For Sunday, May 3, 2015 – John 15:1-8
How readily we hear the admonition to “bear fruit.” Go, do, produce . . . be all you can be, and then some. Be productive or be cast aside. Growing up on an Iowa farm, attending a small school and a small church where everyone had work to do, gave me the grand experience of belonging by participating, leaning into the tasks at hand and knowing myself as needed. Yet I do not recall hearing much about the silent partner of “bear fruit.” I do not recall being instructed in the fine art of abiding.
“Just as the branch cannot bear fruit by itself unless it abides in the vine, neither can you unless you abide in me.” Abide? What was that? We were urged to stay busy. If we couldn’t stay busy, we should at least look busy. We were not taught equally to abide, to stay connected to the inner source and to trust that connection for all the rest. I remember once getting caught, in the middle of the day, doing the unthinkable—sitting alone, reading a book. “Is all the work done?” my mom asked. Inwardly I screamed, “Of course all the work isn’t done!

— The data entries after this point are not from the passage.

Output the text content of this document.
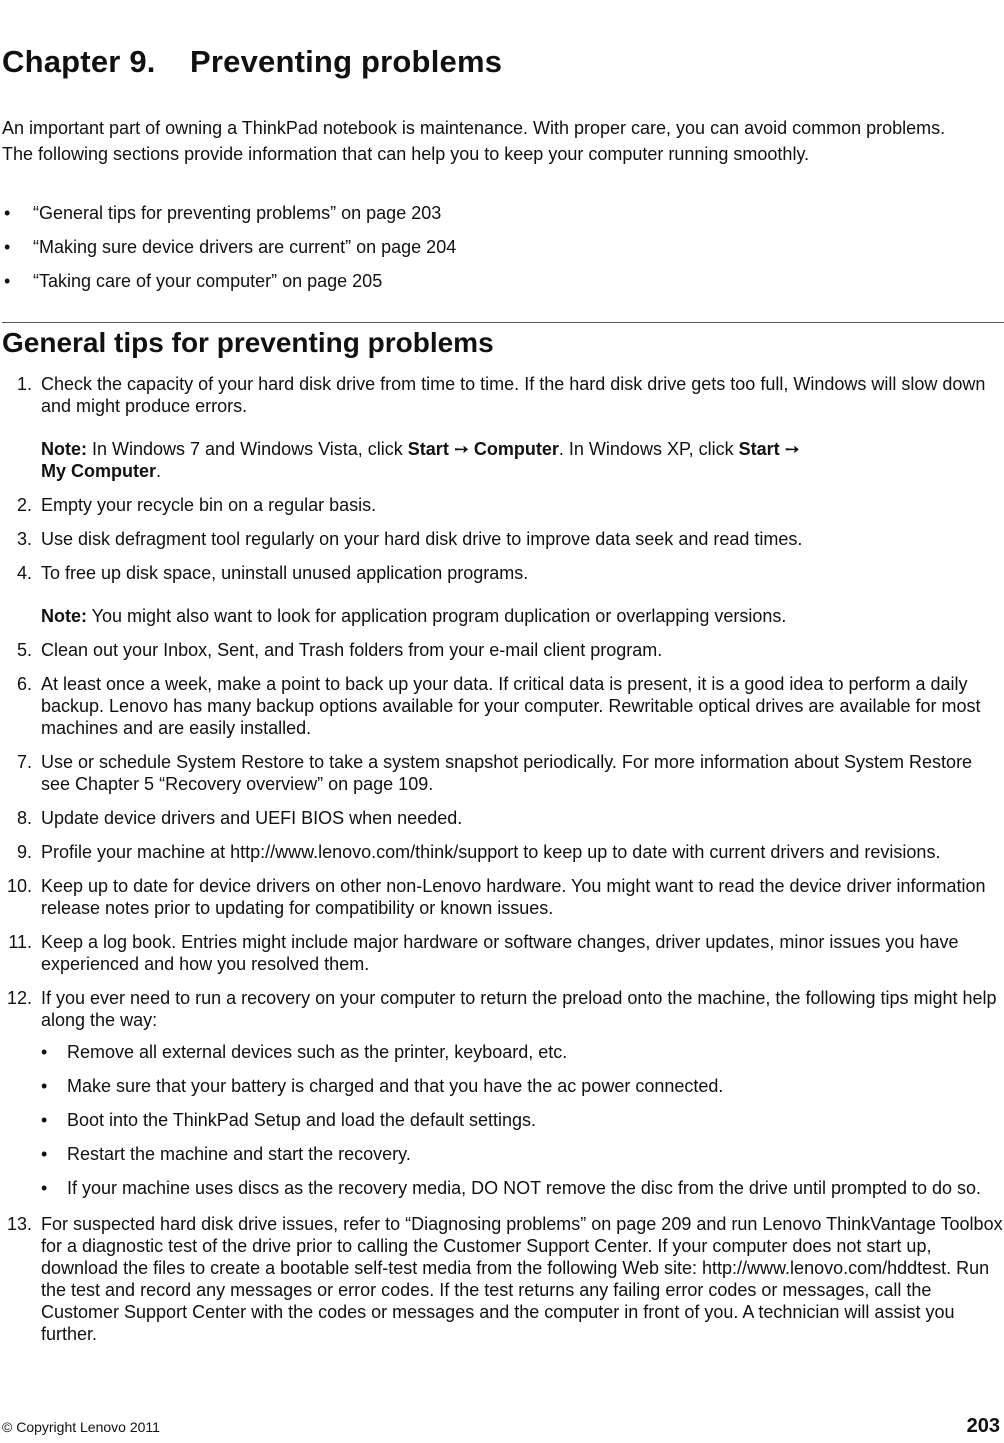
Chapter 9. Preventing problems

An important part of owning a ThinkPad notebook is maintenance. With proper care, you can avoid common problems. The following sections provide information that can help you to keep your computer running smoothly.

• “General tips for preventing problems” on page 203
• “Making sure device drivers are current” on page 204
• “Taking care of your computer” on page 205
General tips for preventing problems
1. Check the capacity of your hard disk drive from time to time. If the hard disk drive gets too full, Windows will slow down and might produce errors.
Note: In Windows 7 and Windows Vista, click Start ➙ Computer. In Windows XP, click Start ➙
My Computer.
2. Empty your recycle bin on a regular basis.
3. Use disk defragment tool regularly on your hard disk drive to improve data seek and read times.
4. To free up disk space, uninstall unused application programs.
Note: You might also want to look for application program duplication or overlapping versions.
5. Clean out your Inbox, Sent, and Trash folders from your e-mail client program.
6. At least once a week, make a point to back up your data. If critical data is present, it is a good idea to perform a daily backup. Lenovo has many backup options available for your computer. Rewritable optical drives are available for most machines and are easily installed.
7. Use or schedule System Restore to take a system snapshot periodically. For more information about System Restore see Chapter 5 “Recovery overview” on page 109.
8. Update device drivers and UEFI BIOS when needed.
9. Profile your machine at http://www.lenovo.com/think/support to keep up to date with current drivers and revisions.
10. Keep up to date for device drivers on other non-Lenovo hardware. You might want to read the device driver information release notes prior to updating for compatibility or known issues.
11. Keep a log book. Entries might include major hardware or software changes, driver updates, minor issues you have experienced and how you resolved them.
12. If you ever need to run a recovery on your computer to return the preload onto the machine, the following tips might help along the way:
• Remove all external devices such as the printer, keyboard, etc.
• Make sure that your battery is charged and that you have the ac power connected.
• Boot into the ThinkPad Setup and load the default settings.
• Restart the machine and start the recovery.
• If your machine uses discs as the recovery media, DO NOT remove the disc from the drive until prompted to do so.
13. For suspected hard disk drive issues, refer to “Diagnosing problems” on page 209 and run Lenovo ThinkVantage Toolbox for a diagnostic test of the drive prior to calling the Customer Support Center. If your computer does not start up, download the files to create a bootable self-test media from the following Web site: http://www.lenovo.com/hddtest. Run the test and record any messages or error codes. If the test returns any failing error codes or messages, call the Customer Support Center with the codes or messages and the computer in front of you. A technician will assist you further.
© Copyright Lenovo 2011	203
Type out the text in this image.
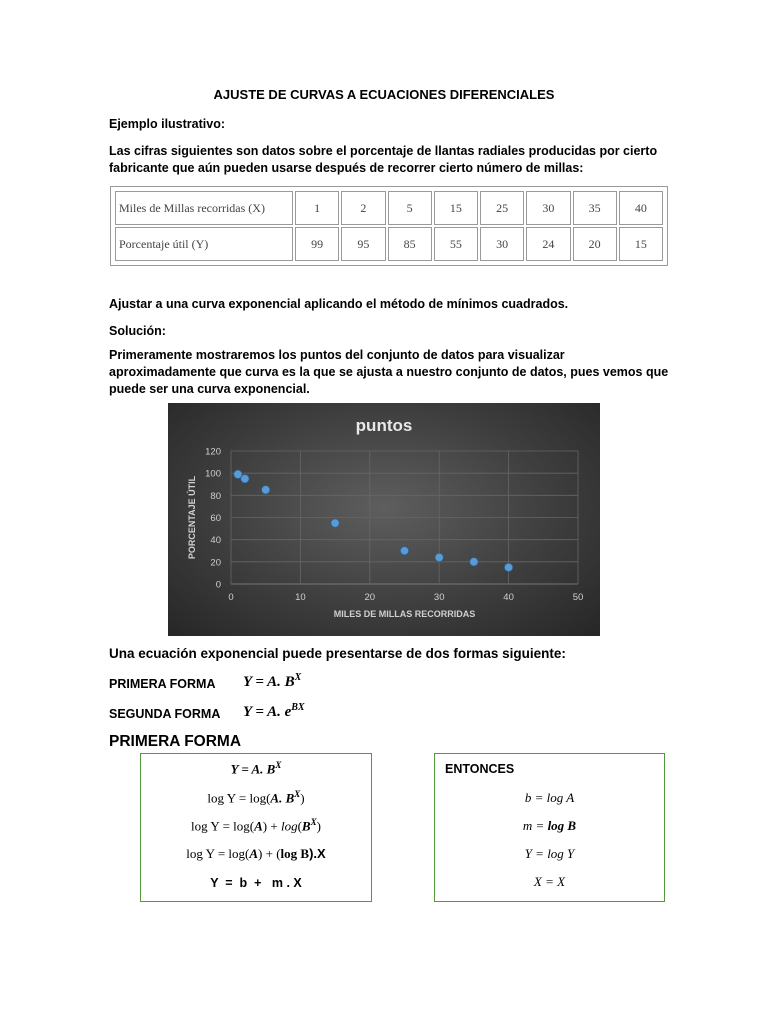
AJUSTE DE CURVAS A ECUACIONES DIFERENCIALES
Ejemplo ilustrativo:
Las cifras siguientes son datos sobre el porcentaje de llantas radiales producidas por cierto
fabricante que aún pueden usarse después de recorrer cierto número de millas:
Miles de Millas recorridas (X)	1	2	5	15	25	30	35	40
Porcentaje útil (Y)	99	95	85	55	30	24	20	15
Ajustar a una curva exponencial aplicando el método de mínimos cuadrados.
Solución:
Primeramente mostraremos los puntos del conjunto de datos para visualizar
aproximadamente que curva es la que se ajusta a nuestro conjunto de datos, pues vemos que
puede ser una curva exponencial.
puntos
0
20
40
60
80
100
120
0	10	20	30	40	50
MILES DE MILLAS RECORRIDAS
PORCENTAJE ÚTIL
Una ecuación exponencial puede presentarse de dos formas siguiente:
PRIMERA FORMA Y = A. $B^X$
SEGUNDA FORMA Y = A. $e^{BX}$
PRIMERA FORMA
Y = A. $B^X$
log Y = log(A. $B^X$)
$\log Y = \log(A) + \log(B^X)$
log Y = log(A) + (log B).X
Y  =  b  +   m . X
ENTONCES
b = log A
m = log B
Y = log Y
X = X
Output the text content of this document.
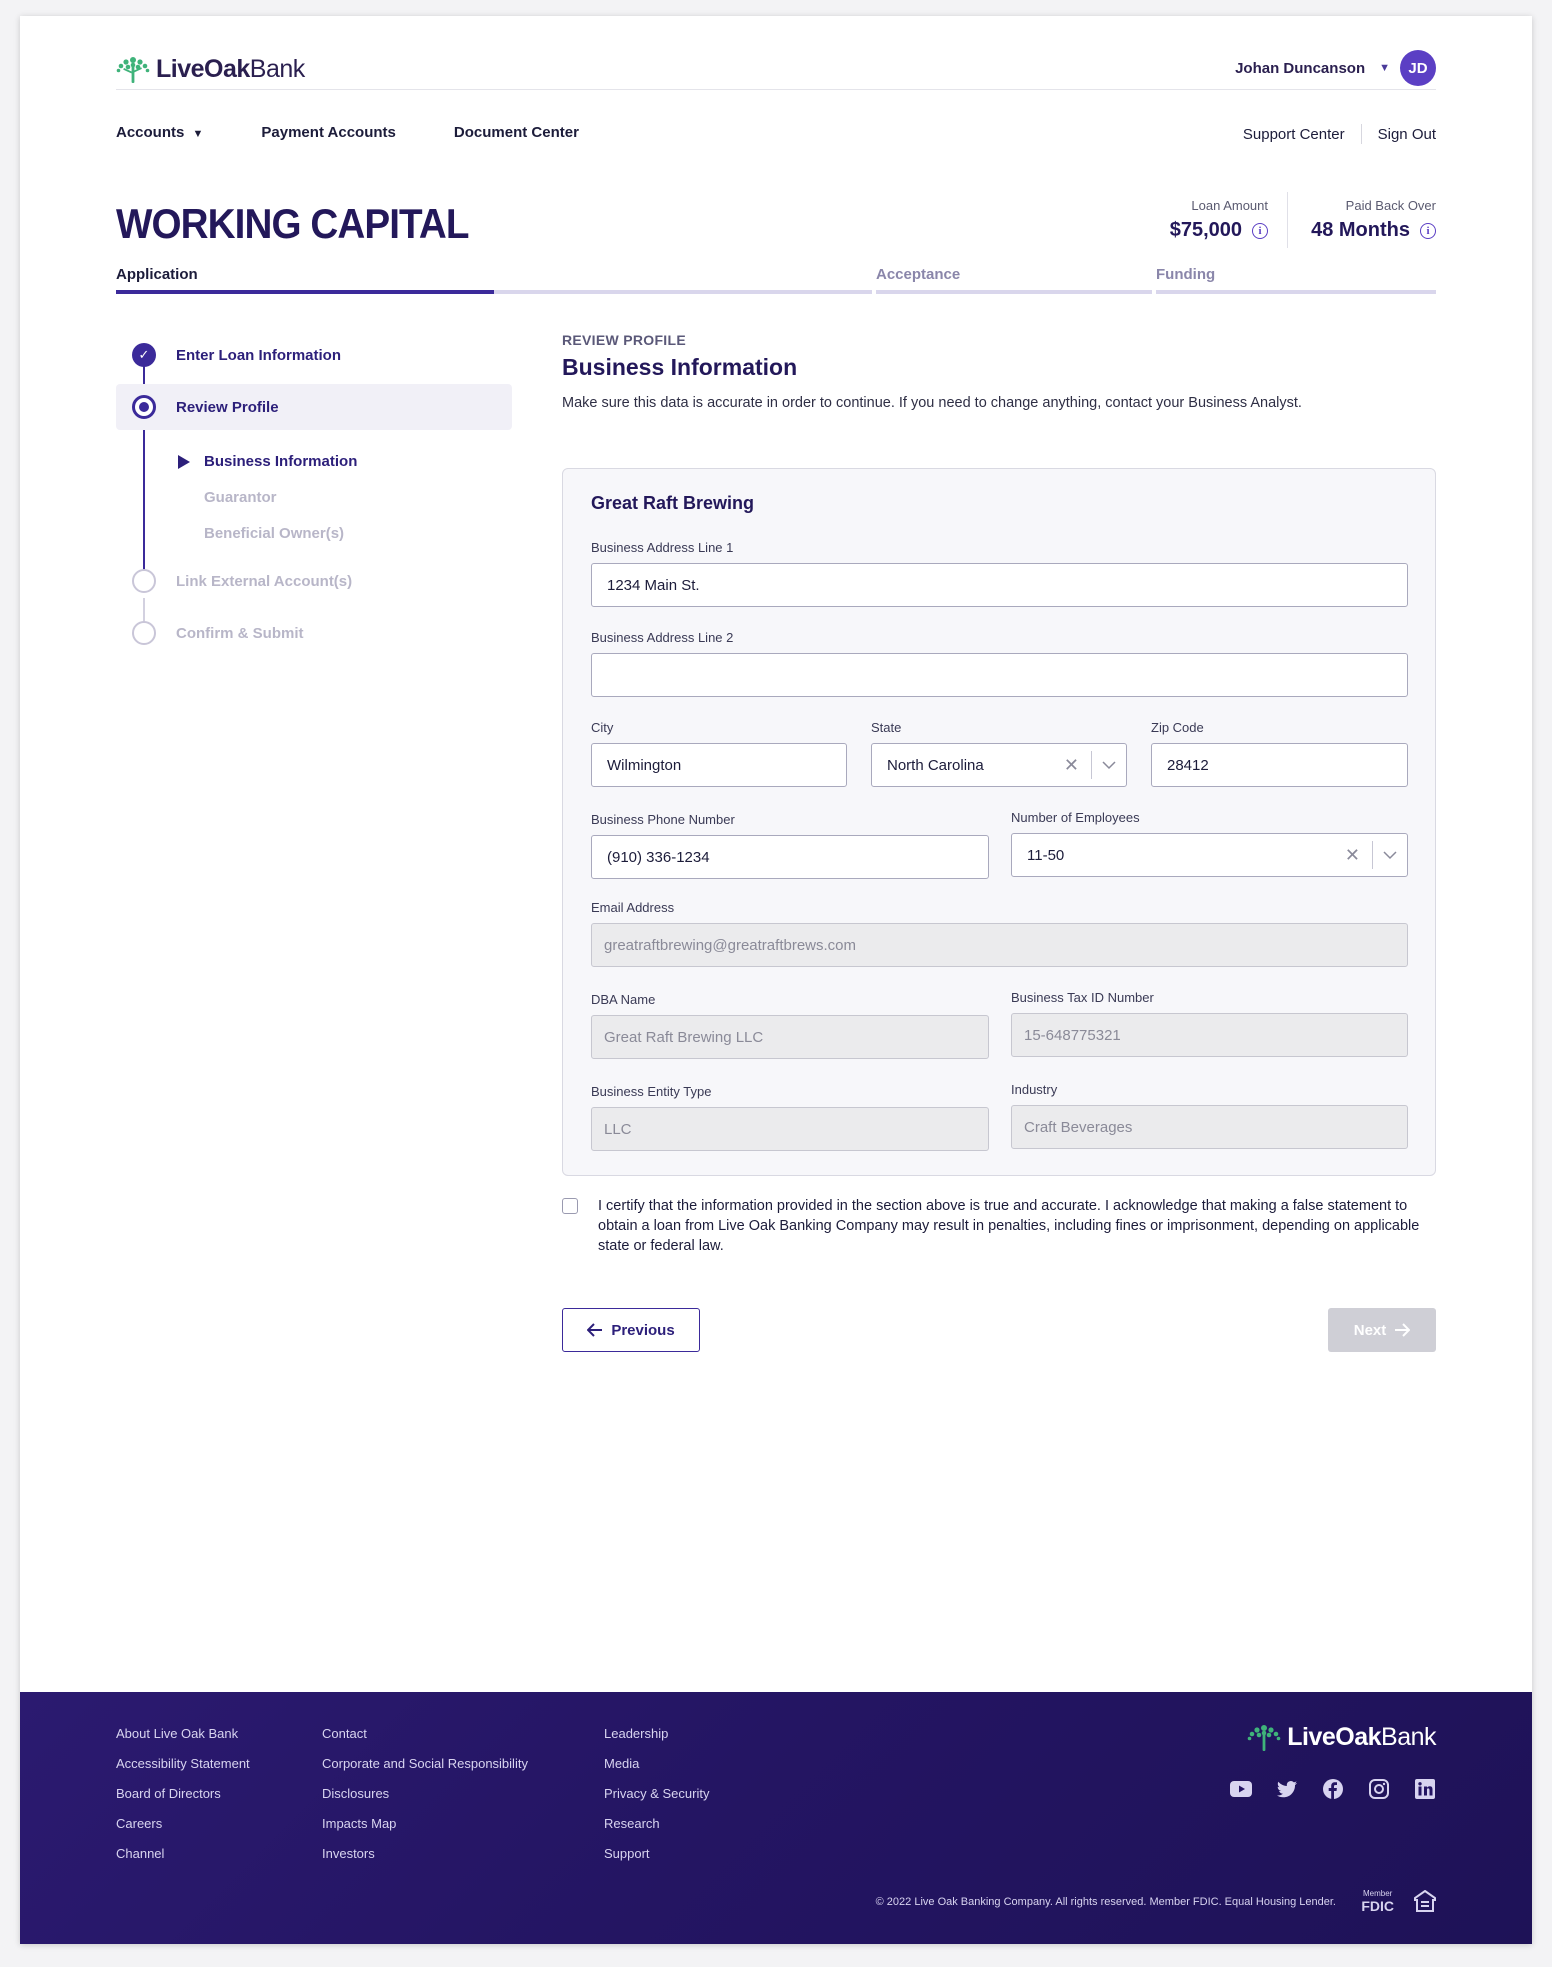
LiveOakBank	Johan Duncanson ▼	JD
Accounts ▼	Payment Accounts	Document Center	Support Center Sign Out
WORKING CAPITAL	Loan Amount
$75,000	i
Paid Back Over
48 Months	i
Application	Acceptance	Funding
✓	Enter Loan Information
Review Profile
Business Information
Guarantor
Beneficial Owner(s)
Link External Account(s)
Confirm & Submit
REVIEW PROFILE
Business Information
Make sure this data is accurate in order to continue. If you need to change anything, contact your Business Analyst.
Great Raft Brewing
Business Address Line 1
1234 Main St.
Business Address Line 2
City
Wilmington
State
North Carolina	✕
Zip Code
28412
Business Phone Number
(910) 336-1234
Number of Employees
11-50	✕
Email Address
greatraftbrewing@greatraftbrews.com
DBA Name
Great Raft Brewing LLC
Business Tax ID Number
15-648775321
Business Entity Type
LLC
Industry
Craft Beverages
I certify that the information provided in the section above is true and accurate. I acknowledge that making a false statement to obtain a loan from Live Oak Banking Company may result in penalties, including fines or imprisonment, depending on applicable state or federal law.
Previous	Next
About Live Oak Bank
Accessibility Statement
Board of Directors
Careers
Channel
Contact
Corporate and Social Responsibility
Disclosures
Impacts Map
Investors
Leadership
Media
Privacy & Security
Research
Support
LiveOakBank
© 2022 Live Oak Banking Company. All rights reserved. Member FDIC. Equal Housing Lender.
Member
FDIC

All the work will never be done!”
I wanted to be a productive person and to bear good fruit, and yet I also had an intuitive sense of my need simply to abide. It is taking me the rest of my life to learn that to bear fruit and to abide are not incompatible. They are not a frenzy of activity followed by a frenzy of overwhelmed rest. They are lighthearted children of the same parent. To abide is to relax into the Life that is beyond our life, the source of all. It means not straining always to be and do more, measuring and rating the outcomes. Instead, we allow. We breathe and wait. We trust the gardener to plant seeds, we know not when or how, the right seeds for our current soil’s condition.
Bearing fruit happens from this posture of abiding. When I learn to trust the process, I discover how easy life is, how I can ask for anything and receive what I need, how I can take up my life and then give it away again. So peaceful, the relaxed rhythms of grace.